It seems that perhaps the market has gone mad.
The last time I saw this many bearish signals reverse was in early 2007. The brokerage stocks had been running like crazy, but I knew their balance sheets were rotten with souring mortgage bonds. What’s more, all of the sector data pointed to massively overbought conditions.
At that time, I repeatedly attempted to short the brokers and got stopped out again and again. It seemed that every time a meaningful sell signal was triggered, buying would magically appear to eliminate the sell signal.
When the NYSE Bullish Percent Index (BPI) flipped to Os in early 2007, I got even more bearish. But just a few weeks later, the index flipped back to Xs, once again wiping away my sell signals. (On a very basic level, Xs represent rising prices and Os represent falling prices on the BPI.)
This was a very frustrating time.

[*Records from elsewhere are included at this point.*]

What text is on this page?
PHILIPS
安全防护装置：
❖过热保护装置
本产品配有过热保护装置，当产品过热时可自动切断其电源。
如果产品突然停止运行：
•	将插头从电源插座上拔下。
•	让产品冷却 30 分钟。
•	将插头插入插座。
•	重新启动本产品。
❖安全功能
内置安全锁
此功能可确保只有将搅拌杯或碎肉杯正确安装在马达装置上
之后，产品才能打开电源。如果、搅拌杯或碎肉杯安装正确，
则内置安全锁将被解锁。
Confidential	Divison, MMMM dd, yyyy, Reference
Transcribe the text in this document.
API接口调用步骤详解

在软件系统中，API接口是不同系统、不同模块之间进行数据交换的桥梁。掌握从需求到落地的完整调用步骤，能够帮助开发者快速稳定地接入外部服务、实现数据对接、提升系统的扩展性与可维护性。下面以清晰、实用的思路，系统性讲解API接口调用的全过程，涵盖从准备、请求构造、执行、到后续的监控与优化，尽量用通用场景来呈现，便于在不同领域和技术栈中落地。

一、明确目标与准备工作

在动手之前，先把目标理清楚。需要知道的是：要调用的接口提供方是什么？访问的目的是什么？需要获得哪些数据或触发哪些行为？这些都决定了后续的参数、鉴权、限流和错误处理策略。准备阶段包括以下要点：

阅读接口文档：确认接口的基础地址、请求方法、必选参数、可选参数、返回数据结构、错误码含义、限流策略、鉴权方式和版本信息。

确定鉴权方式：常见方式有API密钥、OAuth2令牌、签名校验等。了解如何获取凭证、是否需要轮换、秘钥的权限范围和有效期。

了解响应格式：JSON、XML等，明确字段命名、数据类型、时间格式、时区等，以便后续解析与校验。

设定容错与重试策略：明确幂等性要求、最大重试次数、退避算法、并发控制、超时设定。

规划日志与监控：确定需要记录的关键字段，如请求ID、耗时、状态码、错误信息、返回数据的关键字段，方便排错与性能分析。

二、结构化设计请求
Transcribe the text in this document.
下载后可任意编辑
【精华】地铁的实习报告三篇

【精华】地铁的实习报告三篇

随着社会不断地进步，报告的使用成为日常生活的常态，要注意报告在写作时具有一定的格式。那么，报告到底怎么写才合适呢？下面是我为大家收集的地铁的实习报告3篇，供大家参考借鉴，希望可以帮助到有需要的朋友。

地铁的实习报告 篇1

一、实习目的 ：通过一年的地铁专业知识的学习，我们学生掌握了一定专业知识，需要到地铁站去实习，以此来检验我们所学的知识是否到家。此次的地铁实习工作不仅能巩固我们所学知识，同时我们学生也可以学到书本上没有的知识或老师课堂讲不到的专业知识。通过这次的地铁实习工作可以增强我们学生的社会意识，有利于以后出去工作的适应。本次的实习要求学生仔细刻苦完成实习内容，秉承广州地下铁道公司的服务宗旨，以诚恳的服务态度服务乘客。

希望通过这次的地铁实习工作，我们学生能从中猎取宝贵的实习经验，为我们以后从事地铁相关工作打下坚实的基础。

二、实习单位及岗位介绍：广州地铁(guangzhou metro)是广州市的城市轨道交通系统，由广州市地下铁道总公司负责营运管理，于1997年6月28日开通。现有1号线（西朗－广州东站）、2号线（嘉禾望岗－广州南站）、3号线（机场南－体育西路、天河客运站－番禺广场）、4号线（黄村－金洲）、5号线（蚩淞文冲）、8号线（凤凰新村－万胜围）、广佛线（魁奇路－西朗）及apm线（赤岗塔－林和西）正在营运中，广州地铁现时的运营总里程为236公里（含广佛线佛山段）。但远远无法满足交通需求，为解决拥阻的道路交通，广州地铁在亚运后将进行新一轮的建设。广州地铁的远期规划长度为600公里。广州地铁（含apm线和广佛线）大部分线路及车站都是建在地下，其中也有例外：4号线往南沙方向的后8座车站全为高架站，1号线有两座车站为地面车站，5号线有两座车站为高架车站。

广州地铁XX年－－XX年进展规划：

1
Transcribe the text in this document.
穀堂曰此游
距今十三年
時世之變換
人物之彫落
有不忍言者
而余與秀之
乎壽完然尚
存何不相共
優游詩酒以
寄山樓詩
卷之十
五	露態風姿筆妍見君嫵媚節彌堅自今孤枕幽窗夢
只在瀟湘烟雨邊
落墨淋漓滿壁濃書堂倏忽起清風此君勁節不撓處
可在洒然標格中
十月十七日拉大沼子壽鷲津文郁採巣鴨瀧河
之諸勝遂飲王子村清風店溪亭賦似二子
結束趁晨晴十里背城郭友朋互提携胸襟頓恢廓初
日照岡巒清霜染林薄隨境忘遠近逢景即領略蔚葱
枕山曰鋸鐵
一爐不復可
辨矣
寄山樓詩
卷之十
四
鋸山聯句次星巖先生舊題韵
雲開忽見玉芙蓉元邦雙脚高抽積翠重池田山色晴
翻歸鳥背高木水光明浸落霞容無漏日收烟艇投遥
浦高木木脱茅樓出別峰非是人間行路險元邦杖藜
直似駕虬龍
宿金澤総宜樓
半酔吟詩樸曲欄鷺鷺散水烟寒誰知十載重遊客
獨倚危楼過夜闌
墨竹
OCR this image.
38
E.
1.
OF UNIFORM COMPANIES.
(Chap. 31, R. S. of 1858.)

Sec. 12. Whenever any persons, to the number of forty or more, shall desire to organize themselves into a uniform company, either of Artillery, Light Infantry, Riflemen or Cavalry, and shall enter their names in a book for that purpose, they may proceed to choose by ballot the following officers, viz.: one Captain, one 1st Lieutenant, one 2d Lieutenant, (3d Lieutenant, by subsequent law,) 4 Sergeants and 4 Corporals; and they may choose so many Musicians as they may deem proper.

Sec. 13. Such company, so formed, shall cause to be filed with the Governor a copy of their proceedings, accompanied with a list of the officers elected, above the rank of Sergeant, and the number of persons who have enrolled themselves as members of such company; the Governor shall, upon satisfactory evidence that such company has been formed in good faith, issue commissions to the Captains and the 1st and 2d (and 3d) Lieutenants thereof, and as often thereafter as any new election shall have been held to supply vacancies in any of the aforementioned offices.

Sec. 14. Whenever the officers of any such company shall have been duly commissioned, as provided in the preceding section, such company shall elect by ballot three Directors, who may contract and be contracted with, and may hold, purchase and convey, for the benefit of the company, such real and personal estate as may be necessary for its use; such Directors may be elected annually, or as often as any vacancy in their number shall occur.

Everything screamed “Sell!” and, yet, the market just kept coming back.
I knew that the subprime bubble was going to wreck the brokers; the story was already out there and, yet, they refused to break.
It wasn’t until June 2007 that we finally saw sell signals start to “stick.” Of course, as we all know now, early 2007 proved to be the top for the entire financial sector.
The past few months, we’ve seen the same type of thing happening. Whether it’s market manipulation, irrational exuberance or the start of a new era in American profit growth, the market is consistently reversing every single bearish indicator.
2 Tools for Surviving This Market
So how do we survive the whipsaws that can corrode our trading capital while we wait for the signals to begin sticking?
There are two keys:
1. You must use stop-loss points on every trade.
2. You must use dynamic position sizing that adjusts your position size as a set percentage of your equity.
I’ve written about how to determine your stop-loss points in the past, so I’d like to focus on position sizing here.
Dynamic Portfolio Management
Dynamic position sizing means that, as our account value fluctuates, so should our position size.
To keep our position size uniform in relation to our expanding (or contracting) account value, we want to use a set percentage of account value to determine our position size on an ongoing basis.
Most traders will risk no more than 1%-2% of their total account value per trade. This means that, if a single position hits its stop-loss point, their total loss will be no more than 1%-2% of total account value.
So, their position size is always determined by how much they are prepared to lose NEVER how much they are hoping to gain.
By using a fixed percentage of your current equity, you prevent yourself from falling into the gambler’s fallacy of trying to make it all back on one outlandishly sized trade. It keeps your position size commensurate with your account size.
Remember: More than anything else, it’s poor position sizing (along with not using a stop-loss) that kills the average investor.
When experiencing a string of losses like I did in early 2007, and now during this very challenging time in late 2009, I take further action to protect my account equity.
One method to consider is to decrease your position size by 25% for every 10% drop in your account equity. As your account equity increases, you can once again increase your position size.
For instance if you normally risk 2% per trade, you would cut that back to 1.2% per trade, should your account value drop 10%. A further 10% drop in account value would cut risk per trade to 0.9%, and so forth.
I generally like to use a 2% initial position size as a maximum and 0.5% as my smallest position size. This means that I’m trading my smallest when I’m at my worst and trading my biggest when I’m at my best.
Adjusting my position size is the No. 1 weapon I use for weathering a string of losers.
Every trader — no matter what system, approach or fundamental research they use — will go through losing periods where their approach appears to be “out of whack” with the market. Just look at what the value investors went through in the 1990s or the growth guys in the 2000s.
The key to surviving those periods is to keep adjusting your position size smaller (and smaller) until your methodology starts working again. We never know how long a losing streak will last, but we do know that they don’t last forever.
Like the rising sun following the long night, markets rotate from bullish to bearish and back again. There is not a thing on this planet that can change this one fundamental fact.
Dynamically adjusting your position sizes gives you a huge edge over the average investor and automatically increases your market survival rate while you wait for that turn to occur. It can go a long way in ensuring that your account lives to trade another day.